Bakanlık Karara İtiraz Etti
Aile ve Sosyal Hizmetler Bakanlığı, Yargıtay’ın verdiği indirim kararına karşı çıkarak harekete geçti. Bakanlık, Ceza Muhakemesi Kanunu’nun 308. maddesi kapsamında Yargıtay Cumhuriyet Başsavcılığı’na başvurdu. Bu adım, dosyanın Ceza Genel Kurulu’na taşınmasını ve kararın yeniden değerlendirilmesini amaçlıyor.
Bakanlık, yaptığı açıklamada, “Cinsel ilişkiyi reddetmek bir kadının en temel hakkıdır. Bu hakkın kullanılmasının ‘haksız tahrik’ sayılması, şiddeti ve cinayeti meşrulaştırır. Böyle bir uygulama, toplumda yanlış bir mesaj verir ve kadınların güvenliğini daha da zayıflatır” ifadelerine yer verdi.
Tepkiler Büyüyor
Kararın ardından, kadın hakları örgütleri ve toplumsal cinsiyet eşitliği savunucuları sert açıklamalar yaptı. Kadın Cinayetlerini Durduracağız Platformu ve birçok sivil toplum kuruluşu, bu tür indirimlerin faillerin cezadan kaçmasına neden olduğunu belirterek, adaletin tam anlamıyla sağlanamayacağını vurguladı.
Aktivistler, kadınların yaşam hakkını koruyan daha güçlü yasaların çıkarılması gerektiğini ve mahkemelerin “tahrik indirimi” uygulamalarında çok daha dikkatli davranması gerektiğini ifade etti.
Hukuki Arka Plan
Türk Ceza Kanunu’nun 29. maddesi, bazı koşullarda “haksız tahrik” indirimi uygulanmasına izin veriyor. Ancak bu madde, özellikle kadın cinayetlerinde sıkça tartışmalara neden oluyor. Çünkü kadının boşanma talebi, ayrılık isteği ya da cinsel ilişkiyi reddetmesi gibi en doğal hakları bile kimi davalarda “tahrik” kapsamında değerlendirilebiliyor.

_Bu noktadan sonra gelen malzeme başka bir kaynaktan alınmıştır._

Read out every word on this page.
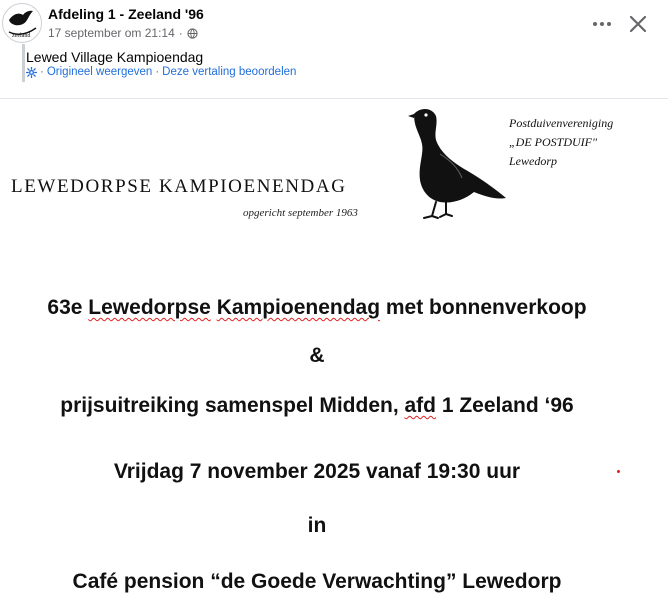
zeeland
Afdeling 1 - Zeeland '96
17 september om 21:14 ·
Lewed Village Kampioendag
· Origineel weergeven · Deze vertaling beoordelen
LEWEDORPSE KAMPIOENENDAG
opgericht september 1963
Postduivenvereniging
„DE POSTDUIF"
Lewedorp
63e Lewedorpse Kampioenendag met bonnenverkoop
&
prijsuitreiking samenspel Midden, afd 1 Zeeland ‘96
Vrijdag 7 november 2025 vanaf 19:30 uur
in
Café pension “de Goede Verwachting” Lewedorp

Yargıtay’ın verdiği karar da bu nedenle ciddi biçimde eleştirildi. Hukukçular, böylesine geniş bir yorumun kadınların özgür iradesini hiçe saydığını ve faillerin cezalarının hafifletilmesine yol açtığını belirtiyor.
Ceyda Yüksel Davasının Önemi
Ceyda Yüksel davası, yalnızca bir kadın cinayeti değil, aynı zamanda Türkiye’de kadınların yaşam hakkı ve yargı süreçlerindeki adaletin tartışıldığı bir örnek haline geldi. Kadın hakları savunucuları, bu dosyanın Ceza Genel Kurulu’na taşınmasının, benzer davalar için emsal teşkil edebileceğini savunuyor.
Toplumsal Etki ve Adalet Arayışı
Türkiye’de kadın cinayetleriyle ilgili kamuoyu hassasiyetinin artması, bu tür kararların toplumda daha fazla tartışılmasına yol açıyor. “Cinsel ilişkiyi reddetmenin haksız tahrik sayılması” gibi gerekçeler, kadınların en temel haklarının yok sayıldığı algısını güçlendiriyor.
Bakanlığın itirazı ise, yalnızca hukuki değil, aynı zamanda toplumsal bir mesaj niteliği taşıyor. Bu hamleyle kadınların yaşam hakkının korunması, yargının daha adil ve toplumsal cinsiyet eşitliğine duyarlı kararlar alması amaçlanıyor.
Ceyda Yüksel davası, Türkiye’de kadın cinayetleri yargılamalarında sıkça gündeme gelen “haksız tahrik indirimi” tartışmasını yeniden alevlendirdi. Yargıtay’ın verdiği karar, toplumda büyük tepki toplarken, Aile ve Sosyal Hizmetler Bakanlığı’nın itirazı adalet arayışında önemli bir adım olarak değerlendiriliyor.
Kadın hakları savunucularına göre, bu dosyanın Ceza Genel Kurulu’na taşınması yalnızca Yüksel’in davası için değil, gelecekteki benzer dosyalar için de kritik bir sınav olacak.